Gibson, James J. · 1979
Gibson, James J. (1979). The Ecological Approach to Visual Perception. Psychology Press. Source ↗ · ISBN 978-1-848-72578-2
Gibson argues that visual perception is not the construction of internal representations from raw sensory data, but the direct pickup of information about action possibilities — affordances — available in the environment. Affordances are properties of the organism-environment relationship, not of either alone: a surface affords standing for a creature of the right size and weight, not in the abstract. Through analysis of optic flow, ground surfaces, and ecological validity, Gibson demonstrates that the perceptually meaningful structure of the world — what it offers for action — is available directly to a moving perceiver, without inference or internal modeling. The book challenges the representationist assumptions of both classical cognitive science and Cartesian mind-body dualism.
Renergence treats positioning as an affordance problem: what can you do here depends on the structural relationship between your capacities and this specific environment.

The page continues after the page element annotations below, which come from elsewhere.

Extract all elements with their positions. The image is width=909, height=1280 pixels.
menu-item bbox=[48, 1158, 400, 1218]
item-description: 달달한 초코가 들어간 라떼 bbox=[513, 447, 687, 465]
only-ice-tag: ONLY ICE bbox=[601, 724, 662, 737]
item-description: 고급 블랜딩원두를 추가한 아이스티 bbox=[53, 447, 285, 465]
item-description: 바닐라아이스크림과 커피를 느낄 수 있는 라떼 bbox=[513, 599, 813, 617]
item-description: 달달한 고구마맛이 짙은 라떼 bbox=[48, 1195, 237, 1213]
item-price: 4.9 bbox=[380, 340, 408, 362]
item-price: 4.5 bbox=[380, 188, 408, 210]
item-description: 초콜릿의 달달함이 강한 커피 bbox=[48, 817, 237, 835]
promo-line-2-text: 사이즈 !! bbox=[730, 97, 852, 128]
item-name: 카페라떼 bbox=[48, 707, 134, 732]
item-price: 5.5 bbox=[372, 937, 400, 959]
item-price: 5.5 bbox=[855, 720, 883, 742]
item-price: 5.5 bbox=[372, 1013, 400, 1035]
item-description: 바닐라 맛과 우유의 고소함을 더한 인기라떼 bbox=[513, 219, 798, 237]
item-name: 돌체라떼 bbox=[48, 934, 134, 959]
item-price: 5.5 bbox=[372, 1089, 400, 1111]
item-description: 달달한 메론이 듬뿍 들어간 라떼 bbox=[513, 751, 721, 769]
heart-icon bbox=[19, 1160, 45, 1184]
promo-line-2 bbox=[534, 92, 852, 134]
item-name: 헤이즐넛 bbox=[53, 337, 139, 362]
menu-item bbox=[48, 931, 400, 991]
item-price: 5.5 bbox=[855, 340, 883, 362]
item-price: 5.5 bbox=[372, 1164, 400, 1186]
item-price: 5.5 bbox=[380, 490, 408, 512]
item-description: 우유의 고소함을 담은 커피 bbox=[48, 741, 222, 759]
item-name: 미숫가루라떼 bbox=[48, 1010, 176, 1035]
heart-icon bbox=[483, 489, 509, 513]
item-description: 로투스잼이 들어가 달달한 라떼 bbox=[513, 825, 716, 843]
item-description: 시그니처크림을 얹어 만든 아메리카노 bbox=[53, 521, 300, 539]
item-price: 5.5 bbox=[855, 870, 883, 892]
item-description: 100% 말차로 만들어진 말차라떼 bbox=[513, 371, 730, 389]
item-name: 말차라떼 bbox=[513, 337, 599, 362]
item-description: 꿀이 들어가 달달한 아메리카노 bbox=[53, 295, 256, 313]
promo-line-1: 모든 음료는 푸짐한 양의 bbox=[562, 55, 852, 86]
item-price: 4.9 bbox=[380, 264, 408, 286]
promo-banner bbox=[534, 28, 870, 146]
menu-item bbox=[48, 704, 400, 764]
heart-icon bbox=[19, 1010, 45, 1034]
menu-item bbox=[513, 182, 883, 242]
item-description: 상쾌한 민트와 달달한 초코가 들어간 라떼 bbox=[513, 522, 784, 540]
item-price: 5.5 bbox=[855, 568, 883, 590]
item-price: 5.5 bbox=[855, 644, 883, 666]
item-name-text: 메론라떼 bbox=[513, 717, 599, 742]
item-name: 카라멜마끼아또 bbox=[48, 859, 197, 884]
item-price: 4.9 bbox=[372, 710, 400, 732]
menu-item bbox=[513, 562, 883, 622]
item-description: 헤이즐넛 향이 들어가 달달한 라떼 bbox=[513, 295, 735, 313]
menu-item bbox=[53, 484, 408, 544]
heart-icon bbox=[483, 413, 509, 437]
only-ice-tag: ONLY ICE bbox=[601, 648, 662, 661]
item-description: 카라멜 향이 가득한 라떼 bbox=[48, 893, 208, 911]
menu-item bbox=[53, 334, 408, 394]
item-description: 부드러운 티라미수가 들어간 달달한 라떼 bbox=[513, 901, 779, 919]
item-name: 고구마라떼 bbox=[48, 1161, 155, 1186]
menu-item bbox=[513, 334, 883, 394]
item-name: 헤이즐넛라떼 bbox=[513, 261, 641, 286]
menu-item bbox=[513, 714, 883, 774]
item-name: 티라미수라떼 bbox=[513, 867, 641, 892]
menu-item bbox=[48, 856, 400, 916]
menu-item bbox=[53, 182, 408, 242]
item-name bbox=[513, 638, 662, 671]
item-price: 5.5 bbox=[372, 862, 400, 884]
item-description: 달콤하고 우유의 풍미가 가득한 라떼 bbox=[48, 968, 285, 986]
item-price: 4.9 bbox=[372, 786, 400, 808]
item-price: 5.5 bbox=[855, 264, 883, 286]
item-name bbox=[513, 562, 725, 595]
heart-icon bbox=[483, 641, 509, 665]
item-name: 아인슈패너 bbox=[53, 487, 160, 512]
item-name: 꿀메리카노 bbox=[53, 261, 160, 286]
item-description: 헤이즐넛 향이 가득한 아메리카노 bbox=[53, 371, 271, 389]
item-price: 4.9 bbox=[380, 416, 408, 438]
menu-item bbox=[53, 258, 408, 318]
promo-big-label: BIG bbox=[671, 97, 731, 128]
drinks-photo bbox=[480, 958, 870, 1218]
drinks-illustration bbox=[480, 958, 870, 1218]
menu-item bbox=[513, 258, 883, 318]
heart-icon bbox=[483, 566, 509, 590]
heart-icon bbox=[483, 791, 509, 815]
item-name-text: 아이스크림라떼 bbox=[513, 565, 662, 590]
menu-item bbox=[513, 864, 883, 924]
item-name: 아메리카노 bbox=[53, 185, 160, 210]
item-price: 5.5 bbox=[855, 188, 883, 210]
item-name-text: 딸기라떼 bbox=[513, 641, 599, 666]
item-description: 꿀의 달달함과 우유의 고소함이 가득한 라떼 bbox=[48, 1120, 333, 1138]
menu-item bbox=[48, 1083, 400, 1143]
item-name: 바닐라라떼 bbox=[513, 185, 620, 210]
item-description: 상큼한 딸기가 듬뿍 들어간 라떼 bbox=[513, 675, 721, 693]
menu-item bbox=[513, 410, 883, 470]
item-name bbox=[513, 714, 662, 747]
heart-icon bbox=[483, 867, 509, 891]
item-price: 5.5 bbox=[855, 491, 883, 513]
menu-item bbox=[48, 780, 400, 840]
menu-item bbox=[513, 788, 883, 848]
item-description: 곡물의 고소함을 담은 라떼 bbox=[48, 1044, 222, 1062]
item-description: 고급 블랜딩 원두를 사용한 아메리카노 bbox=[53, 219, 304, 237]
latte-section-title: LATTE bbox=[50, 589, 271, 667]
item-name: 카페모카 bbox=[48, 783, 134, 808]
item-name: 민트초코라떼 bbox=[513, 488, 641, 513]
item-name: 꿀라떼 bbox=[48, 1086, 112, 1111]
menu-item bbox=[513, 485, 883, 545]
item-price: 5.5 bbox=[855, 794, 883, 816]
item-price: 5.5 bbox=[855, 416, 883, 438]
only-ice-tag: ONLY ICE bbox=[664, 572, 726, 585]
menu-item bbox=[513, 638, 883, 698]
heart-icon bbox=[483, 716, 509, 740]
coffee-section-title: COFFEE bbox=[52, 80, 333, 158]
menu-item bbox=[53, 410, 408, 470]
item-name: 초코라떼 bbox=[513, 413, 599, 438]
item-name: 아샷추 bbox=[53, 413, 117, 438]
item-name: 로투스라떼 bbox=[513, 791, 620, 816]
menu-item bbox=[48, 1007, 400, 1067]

The Orientation domain uses Gibson's affordance concept to reframe what it means for an environment to fit a person's engagement capacities. The diagnostic question shifts from 'does this person have the skills this role requires?' to 'does this environment afford the engagement modes this person naturally supplies?' — a relational question, not a trait question. This is precisely Gibson's move: affordances are not properties of the environment alone or the person alone, but of the relationship between them. When a naturally Entrepreneurial person is placed in a highly procedural, approval-gated structure, affordance analysis reveals the environment does not offer the action possibilities that person's engagement mode requires — the problem is structural, not personal. The What You Stopped Noticing book applies this framework to help people re-perceive what their current environment actually makes possible, breaking the habituation that causes people to stop noticing that the affordances they need have disappeared.
Gibson's affordance concept was developed through empirical perceptual psychology — specifically the study of how organisms navigate physical environments through direct pickup of visual information, with experimental grounding in optic flow and surface layout perception. The extension to social, organizational, and career positioning is conceptual, not empirical: there is no ecological psychology equivalent for reading what an organizational structure affords in the way there is for visual perception of a terrain. The specific claim that social environments afford particular engagement modes, and that this can be diagnostically observed, is an extension of Gibson's relational logic rather than something his research addresses. The framework borrows the relational structure of affordance theory while departing entirely from its perceptual and embodied experimental grounding.